Summary: An upwards trend may resume with increased strength. Two targets for a third wave are first at 87.90 and thereafter at 121.43.
Oil may have found a major sustainable low in April 2020.
ELLIOTT WAVE COUNT
MONTHLY CHART
The basic Elliott wave structure is five steps forward and three steps back. This Elliott wave count expects that US Oil has completed a three steps back pattern, which began in July 2008. The Elliott wave count expects that the bear market for US Oil may now be over.

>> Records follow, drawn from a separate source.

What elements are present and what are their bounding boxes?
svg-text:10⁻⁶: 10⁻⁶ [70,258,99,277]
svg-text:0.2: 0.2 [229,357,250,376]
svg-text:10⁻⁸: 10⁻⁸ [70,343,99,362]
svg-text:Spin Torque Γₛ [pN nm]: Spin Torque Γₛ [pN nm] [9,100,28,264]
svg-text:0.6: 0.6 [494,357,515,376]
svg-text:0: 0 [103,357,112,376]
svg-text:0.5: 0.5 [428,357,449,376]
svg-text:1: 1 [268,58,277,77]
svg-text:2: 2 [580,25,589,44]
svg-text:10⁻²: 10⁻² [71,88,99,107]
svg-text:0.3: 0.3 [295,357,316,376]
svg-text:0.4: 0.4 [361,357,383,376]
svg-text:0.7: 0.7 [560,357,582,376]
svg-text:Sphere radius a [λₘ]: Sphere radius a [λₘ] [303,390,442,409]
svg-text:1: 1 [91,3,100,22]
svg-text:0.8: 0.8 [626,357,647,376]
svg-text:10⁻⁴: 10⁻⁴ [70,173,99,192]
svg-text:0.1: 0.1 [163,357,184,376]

A channel is drawn about Super Cycle wave (II): draw the first trend line from the start of cycle wave w to the end of cycle wave x, then place a parallel copy on the end of cycle wave w. Price has bounced up off the channel. This trend line is breached, which is a typical look for the end of a movement for a commodity.
The upper edge of the channel may provide resistance.
Following five waves up and three steps back should be another five steps up; this is labelled Super Cycle wave (III), which may only have just begun. Super Cycle wave (III) may last a generation and must make a new high above the end of Super Cycle wave (I) at 146.73.
Super Cycle wave (III) may only subdivide as a five wave impulse. New trends for Oil usually start out very slowly with short first waves and deep time consuming second wave corrections. However, while this is a common tendency, it is not always seen and may not have been seen in this instance. The first reasonably sized pullback may be over already.
WEEKLY CHART
Super Cycle wave (III) must subdivide as an impulse. Cycle wave I within the impulse may be complete. Cycle wave II may also now be complete, and cycle wave III upwards may now have begun. If cycle wave II continues lower, then it may not move beyond the start of cycle wave I below 10.24.
DAILY CHART
Cycle wave II may be a complete zigzag and only 0.3 of cycle wave I in depth, which is possible. Classic technical analysis sees strength in upwards movement of this week, which supports this wave count.
Cycle wave III may only subdivide as an impulse. Within the impulse: Primary wave 1 may be almost complete, and primary wave 2 may not move beyond the start of primary wave 1 below 33.65.
FIRST ALTERNATE DAILY CHART
This first alternate wave count moves the degree of labelling within cycle wave II down one degree.
Cycle wave II may be continuing further as an expanded flat. Primary wave B within the expanded flat is within the common range to primary wave A of 1 to 1.38.
Primary wave C for this wave count would be extremely likely to move at least slightly below the end of primary wave A at 36.13 to avoid a truncation. Cycle wave II may not move beyond the start of cycle wave I below 10.24.
SECOND ALTERNATE DAILY CHART
It is also possible that the degree of labelling at the daily chart level may need to be changed back down one degree. It may be that only primary wave 1 is complete within cycle wave I and the pullback may be primary wave 2.
Primary wave 2 may be complete. A target is calculated for primary wave 3.
TECHNICAL ANALYSIS
WEEKLY CHART
Click chart to enlarge. Chart courtesy of StockCharts.com.
Price is within a cluster of resistance and support; this may slow it down.
Volume has declined, but the volume profile may be light due to New York closed for Thanksgiving Day this week.
DAILY CHART
Click chart to enlarge. Chart courtesy of StockCharts.com.
At the daily chart level, there is support from volume for upwards movement.
RSI is not yet overbought. There is room for the upwards trend to continue.